Wonder Woman (12A)

wonder woman 2

Huddled in a front line trench in November 1918, a Belgian refugee bemoans her flight to some visitors. Inflamed by the narrative, one of the visitors, a young woman, rips off her coat and dress, and, clad only in a sort of armour plated swimming costume, nimbly slips over the top to confront the enemy. The Germans are understandably interested by the sight, and begin to open fire on her. Luckily, she has a magic shield with her, which deflects snipers’ bullets and even machine-gun fire. Because she is drawing the enemy fire, the British behind her realise they have an opportunity to cross No-Man’s Land. (This is possible because, although the landscape is devastated and hellish, this is a part of the front, where, despite the two armies having faced each other there for four years, ‘without moving more than a few inches’, nobody has thought to install barbed wire to impede the progress of an attack.)
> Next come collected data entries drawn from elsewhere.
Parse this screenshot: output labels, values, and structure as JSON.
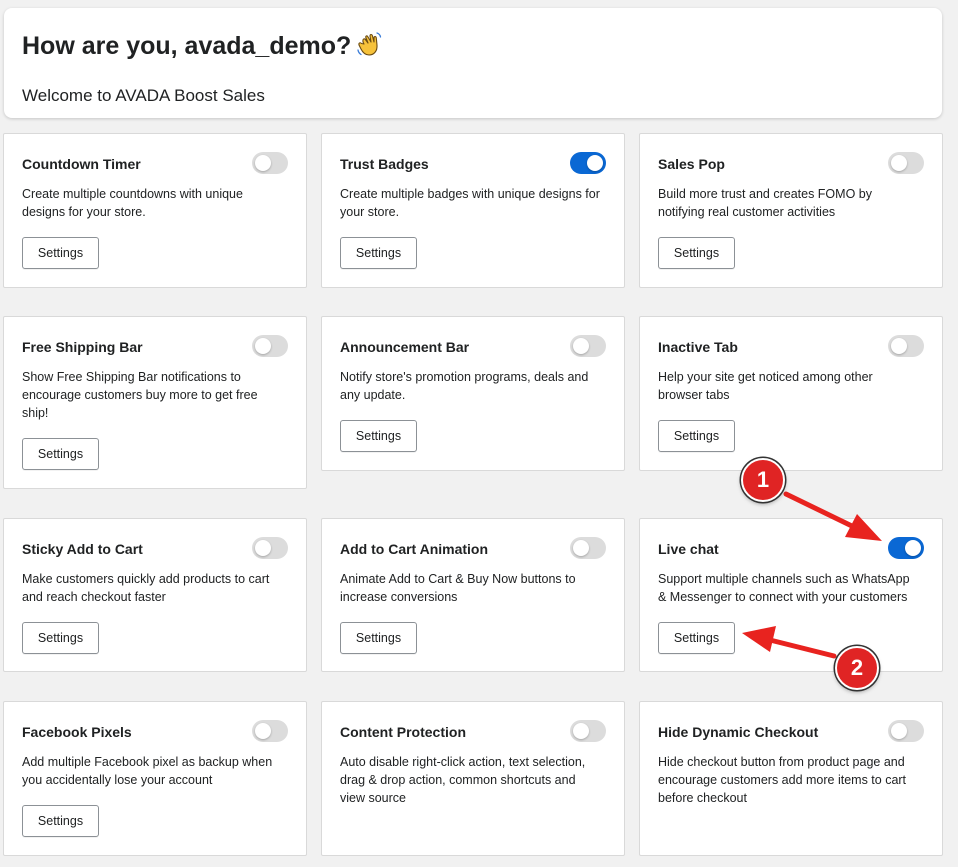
{
  "header": {
    "greeting": "How are you, avada_demo?",
    "subtitle": "Welcome to AVADA Boost Sales"
  },
  "button_label": "Settings",
  "cards": [
    {
      "title": "Countdown Timer",
      "desc": "Create multiple countdowns with unique designs for your store.",
      "enabled": false
    },
    {
      "title": "Trust Badges",
      "desc": "Create multiple badges with unique designs for your store.",
      "enabled": true
    },
    {
      "title": "Sales Pop",
      "desc": "Build more trust and creates FOMO by notifying real customer activities",
      "enabled": false
    },
    {
      "title": "Free Shipping Bar",
      "desc": "Show Free Shipping Bar notifications to encourage customers buy more to get free ship!",
      "enabled": false
    },
    {
      "title": "Announcement Bar",
      "desc": "Notify store's promotion programs, deals and any update.",
      "enabled": false
    },
    {
      "title": "Inactive Tab",
      "desc": "Help your site get noticed among other browser tabs",
      "enabled": false
    },
    {
      "title": "Sticky Add to Cart",
      "desc": "Make customers quickly add products to cart and reach checkout faster",
      "enabled": false
    },
    {
      "title": "Add to Cart Animation",
      "desc": "Animate Add to Cart & Buy Now buttons to increase conversions",
      "enabled": false
    },
    {
      "title": "Live chat",
      "desc": "Support multiple channels such as WhatsApp & Messenger to connect with your customers",
      "enabled": true
    },
    {
      "title": "Facebook Pixels",
      "desc": "Add multiple Facebook pixel as backup when you accidentally lose your account",
      "enabled": false
    },
    {
      "title": "Content Protection",
      "desc": "Auto disable right-click action, text selection, drag & drop action, common shortcuts and view source",
      "enabled": false
    },
    {
      "title": "Hide Dynamic Checkout",
      "desc": "Hide checkout button from product page and encourage customers add more items to cart before checkout",
      "enabled": false
    }
  ],
  "annotations": [
    {
      "label": "1",
      "color": "#e02424"
    },
    {
      "label": "2",
      "color": "#e02424"
    }
  ],
  "colors": {
    "toggle_on": "#0a68d4",
    "toggle_off": "#dcdcdc",
    "annotation": "#e02424"
  }
}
Once the Brits have speedily taken control of the German trench, they are then able to move unimpeded to the village just behind the lines, and to the thanks of grateful Belgians. The Germans, obviously, had not thought of defence in depth…
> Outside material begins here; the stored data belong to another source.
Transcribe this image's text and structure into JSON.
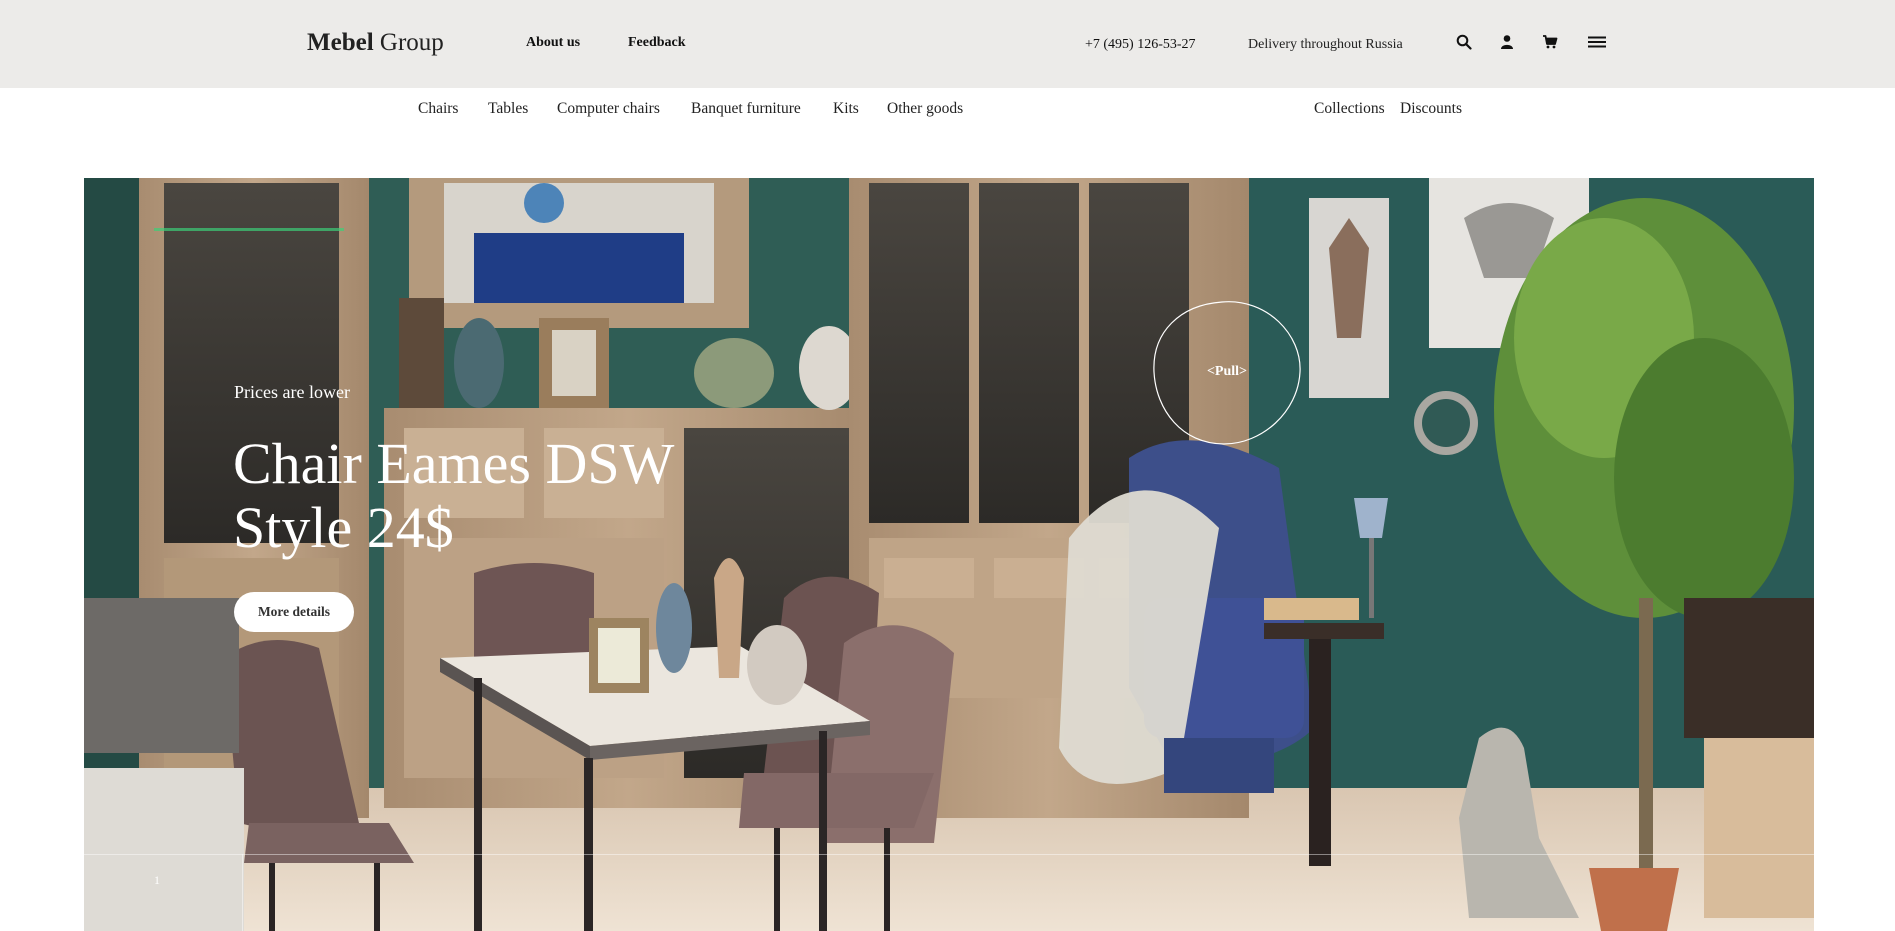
{
  "header": {
    "logo_bold": "Mebel",
    "logo_thin": "Group",
    "links": [
      "About us",
      "Feedback"
    ],
    "phone": "+7 (495) 126-53-27",
    "delivery": "Delivery throughout Russia",
    "icons": [
      "search-icon",
      "user-icon",
      "cart-icon",
      "menu-icon"
    ]
  },
  "categories": {
    "left": [
      "Chairs",
      "Tables",
      "Computer chairs",
      "Banquet furniture",
      "Kits",
      "Other goods"
    ],
    "right": [
      "Collections",
      "Discounts"
    ]
  },
  "hero": {
    "kicker": "Prices are lower",
    "title": "Chair Eames DSW Style 24$",
    "button": "More details",
    "pull": "<Pull>",
    "slide_number": "1"
  },
  "colors": {
    "header_bg": "#ecebe9",
    "wall": "#2f5d55",
    "cabinet": "#b59a7e",
    "armchair": "#3d4f8a",
    "chair": "#6b5452"
  }
}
The new  Wonder Woman film is very silly, but I enjoyed it hugely.
The film’s back story is that a tribe of Amazons are living on a remote island, keeping themselves away from the rest of the human race, who have been corrupted by Ares, God of War. Hippolyta, Queen of the Amazons, wants to keep her daughter Diana away from anything warlike, but her auntie has other ideas. (It was good to see  Robin Wright playing the part of Auntie. She is here just as formidable but more virtuous than she is as Claire Underwood in House of Cards). Diana starts as a sweet little girls, and grows into Gia Gardot, a capable young woman with remarkably businesslike thighs.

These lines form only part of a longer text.